The Great Coinbase Scam: Over 500 Users Swindled in $20M Scheme

In a collaborative investigation by 404 Media and the independent analytical center Court Watch, a massive cyber-fraud scheme was uncovered, affecting over 500 users of the cryptocurrency exchange Coinbase, with losses exceeding $20 million.

Fraud Pattern

Ricardo, a victim of the fraudsters, encountered a breach of his Coinbase account in 2021. Attempting to access the Coinbase Pro trading platform, he was confronted with a notification about the compromise of his account and the urgent need to contact customer service by phone. The fraudsters convinced Ricardo to enter a verification code, sent via SMS, into a chat on a counterfeit website masquerading as Coinbase, leading to the theft of funds.

According to the investigation, the fraudsters used phishing sites, including coinbasepro[.]com, to redirect victims to fake Coinbase pages.

The phishing page visited by Ricardo (above) and the counterfeit login form and support chat (below)

Indian Criminal Arrested

Chirag Tomar, a 30-year-old Indian citizen, was arrested by the United States Secret Service (USSS) in connection with this case. Tomar is allegedly one of the scheme’s participants, though it’s unclear if he was the one who spoke with Ricardo on the phone.

Each theft, as detailed in written testimonies, left digital traces that USSS investigators could follow to track down the criminals. After the stolen funds were transferred to a Binance account, investigators obtained a warrant to “search” the email address associated with this account. The email address contained identity documents used for Binance verification and sent from another address (chirag.tomar). Officers believe that these documents were either stolen or obtained fraudulently.

Inside the discovered email (chirag.tomar) were txt files containing phone numbers, names, and amounts of funds stolen from victims. Information from the mailbox helped identify the suspect. Data included several photos of his Indian passport, bank statements in his name, and photos sent as part of his application for a trip to the USA.
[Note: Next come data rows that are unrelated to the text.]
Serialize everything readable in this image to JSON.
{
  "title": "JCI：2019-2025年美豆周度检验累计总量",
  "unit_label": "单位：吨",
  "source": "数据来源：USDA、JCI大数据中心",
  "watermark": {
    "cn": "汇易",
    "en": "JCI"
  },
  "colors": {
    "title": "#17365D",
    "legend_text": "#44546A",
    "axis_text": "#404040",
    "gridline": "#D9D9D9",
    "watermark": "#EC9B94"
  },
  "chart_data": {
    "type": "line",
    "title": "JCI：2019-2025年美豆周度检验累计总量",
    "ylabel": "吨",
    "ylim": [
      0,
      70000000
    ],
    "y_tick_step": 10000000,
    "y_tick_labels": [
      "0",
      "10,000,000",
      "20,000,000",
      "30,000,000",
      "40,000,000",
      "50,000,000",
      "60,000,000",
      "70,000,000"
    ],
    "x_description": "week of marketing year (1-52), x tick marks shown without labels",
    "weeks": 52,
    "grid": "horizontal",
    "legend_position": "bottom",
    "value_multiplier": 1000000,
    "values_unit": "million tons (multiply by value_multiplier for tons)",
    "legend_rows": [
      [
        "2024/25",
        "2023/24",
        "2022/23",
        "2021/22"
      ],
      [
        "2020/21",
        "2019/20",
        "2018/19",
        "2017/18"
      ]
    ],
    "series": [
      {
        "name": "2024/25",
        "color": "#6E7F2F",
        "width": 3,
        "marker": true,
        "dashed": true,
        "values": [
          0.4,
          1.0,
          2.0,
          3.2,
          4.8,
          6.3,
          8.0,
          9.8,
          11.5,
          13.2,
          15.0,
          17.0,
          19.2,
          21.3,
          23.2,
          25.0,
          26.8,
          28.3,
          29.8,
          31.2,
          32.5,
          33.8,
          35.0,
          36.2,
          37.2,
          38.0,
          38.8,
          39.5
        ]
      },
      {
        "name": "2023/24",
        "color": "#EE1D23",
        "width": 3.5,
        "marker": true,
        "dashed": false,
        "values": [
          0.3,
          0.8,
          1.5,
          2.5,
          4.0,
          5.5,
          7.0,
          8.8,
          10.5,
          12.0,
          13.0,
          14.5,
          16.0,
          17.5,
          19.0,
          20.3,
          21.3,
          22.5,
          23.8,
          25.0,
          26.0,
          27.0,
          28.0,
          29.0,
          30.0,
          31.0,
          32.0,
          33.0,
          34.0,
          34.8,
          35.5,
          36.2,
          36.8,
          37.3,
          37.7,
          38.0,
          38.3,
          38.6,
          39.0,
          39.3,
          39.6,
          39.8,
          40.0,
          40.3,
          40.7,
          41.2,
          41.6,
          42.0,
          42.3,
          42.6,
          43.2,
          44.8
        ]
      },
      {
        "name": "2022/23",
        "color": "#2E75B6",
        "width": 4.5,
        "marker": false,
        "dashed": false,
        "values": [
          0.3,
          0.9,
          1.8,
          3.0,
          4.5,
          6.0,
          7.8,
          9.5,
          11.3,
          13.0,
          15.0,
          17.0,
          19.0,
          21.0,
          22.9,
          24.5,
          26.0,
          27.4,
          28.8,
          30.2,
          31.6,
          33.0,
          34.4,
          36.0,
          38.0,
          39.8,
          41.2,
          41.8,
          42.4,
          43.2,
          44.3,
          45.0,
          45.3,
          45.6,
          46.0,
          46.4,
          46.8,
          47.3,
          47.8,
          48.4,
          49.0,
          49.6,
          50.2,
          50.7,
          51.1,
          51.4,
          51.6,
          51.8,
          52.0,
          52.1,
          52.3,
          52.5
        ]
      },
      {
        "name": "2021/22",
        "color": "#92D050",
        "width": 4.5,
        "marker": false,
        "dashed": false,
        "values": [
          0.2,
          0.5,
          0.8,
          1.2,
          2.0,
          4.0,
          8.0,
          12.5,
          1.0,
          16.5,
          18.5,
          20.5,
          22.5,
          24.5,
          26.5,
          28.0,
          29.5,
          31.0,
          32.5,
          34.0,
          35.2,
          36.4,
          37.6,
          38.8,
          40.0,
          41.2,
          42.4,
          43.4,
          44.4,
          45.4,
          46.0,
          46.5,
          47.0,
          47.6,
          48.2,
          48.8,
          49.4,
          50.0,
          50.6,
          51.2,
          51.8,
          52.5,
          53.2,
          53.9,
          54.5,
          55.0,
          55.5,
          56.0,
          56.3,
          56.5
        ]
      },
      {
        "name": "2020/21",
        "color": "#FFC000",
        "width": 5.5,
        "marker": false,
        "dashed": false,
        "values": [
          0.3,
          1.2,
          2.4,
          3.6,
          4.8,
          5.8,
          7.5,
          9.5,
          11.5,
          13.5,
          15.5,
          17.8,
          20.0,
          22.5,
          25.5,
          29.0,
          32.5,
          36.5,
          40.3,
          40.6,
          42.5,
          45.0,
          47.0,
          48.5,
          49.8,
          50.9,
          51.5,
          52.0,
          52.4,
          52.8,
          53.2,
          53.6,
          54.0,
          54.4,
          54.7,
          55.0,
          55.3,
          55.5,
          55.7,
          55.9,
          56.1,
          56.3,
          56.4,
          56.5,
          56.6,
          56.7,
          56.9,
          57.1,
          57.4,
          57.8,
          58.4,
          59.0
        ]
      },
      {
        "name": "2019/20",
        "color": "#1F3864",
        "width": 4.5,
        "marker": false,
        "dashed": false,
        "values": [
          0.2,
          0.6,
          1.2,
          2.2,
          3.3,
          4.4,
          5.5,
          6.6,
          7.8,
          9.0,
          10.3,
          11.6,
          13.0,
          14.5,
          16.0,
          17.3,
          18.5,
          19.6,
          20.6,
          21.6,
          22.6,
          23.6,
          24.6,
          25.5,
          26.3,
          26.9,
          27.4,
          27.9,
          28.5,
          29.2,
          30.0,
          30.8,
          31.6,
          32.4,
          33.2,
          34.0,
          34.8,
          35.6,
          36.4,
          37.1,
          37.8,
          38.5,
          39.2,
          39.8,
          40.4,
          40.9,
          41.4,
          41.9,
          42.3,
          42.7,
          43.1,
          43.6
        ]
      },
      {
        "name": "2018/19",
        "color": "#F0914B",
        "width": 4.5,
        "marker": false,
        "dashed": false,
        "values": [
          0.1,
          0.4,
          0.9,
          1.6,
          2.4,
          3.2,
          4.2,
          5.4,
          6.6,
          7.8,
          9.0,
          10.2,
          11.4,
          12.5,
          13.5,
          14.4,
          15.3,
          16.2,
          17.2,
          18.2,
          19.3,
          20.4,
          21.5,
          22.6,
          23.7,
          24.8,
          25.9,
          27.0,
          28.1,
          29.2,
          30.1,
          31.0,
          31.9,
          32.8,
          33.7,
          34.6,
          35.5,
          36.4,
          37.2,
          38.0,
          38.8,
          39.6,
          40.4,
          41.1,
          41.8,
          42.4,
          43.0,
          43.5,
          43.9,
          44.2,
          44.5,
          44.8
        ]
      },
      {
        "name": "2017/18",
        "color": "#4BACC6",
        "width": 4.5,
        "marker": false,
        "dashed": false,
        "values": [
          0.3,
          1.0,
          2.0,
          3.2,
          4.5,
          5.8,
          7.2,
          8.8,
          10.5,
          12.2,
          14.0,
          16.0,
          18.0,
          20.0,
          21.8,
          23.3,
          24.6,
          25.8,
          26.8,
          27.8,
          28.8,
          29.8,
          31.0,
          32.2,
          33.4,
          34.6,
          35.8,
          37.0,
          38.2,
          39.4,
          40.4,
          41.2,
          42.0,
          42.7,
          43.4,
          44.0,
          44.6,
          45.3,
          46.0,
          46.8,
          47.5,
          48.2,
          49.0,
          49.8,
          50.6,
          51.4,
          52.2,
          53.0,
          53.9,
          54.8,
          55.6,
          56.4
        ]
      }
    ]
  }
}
Investigators compared the photo on Tomar’s US tourist visa with the photos in the email account and confirmed that it was the same person. In his visa application, Tomar used a specific phone number, which authorities then linked to a specific account on the cryptocurrency exchange MEXC under a fictitious name. Investigators believe the use of a fictitious name in MEXC indicates an attempt to conceal the true identity of the account owner and obscure the nature and source of cryptocurrency transactions. However, officers traced some of the stolen funds to the MEXC account, despite Tomar allegedly performing chain-hopping – converting one cryptocurrency to another several times in a short period on different exchanges to obscure the trail.

Multifaceted Activities

The investigation sheds light on a wide range of fraudulent activities, including cryptocurrency theft, attempts at money laundering through accounts registered under fake identities, and conversion of funds into other types of cryptocurrency. Court documents also mention other victims who lost hundreds of thousands of dollars, including one user who lost over $250,000.

Coinbase, in collaboration with law enforcement, emphasized the priority of user security and the use of hardware keys for verification instead of codes that can be intercepted. The company also gained control of the domain coinbasepro[.]com in June 2022, almost 2 years after the phishing attack began.

Ricardo, who lost his funds and contacted the FBI and Coinbase, was left devastated by the incident. Fraudsters, operating anonymously and with impunity, continue to pose a serious threat in the world of cryptocurrencies.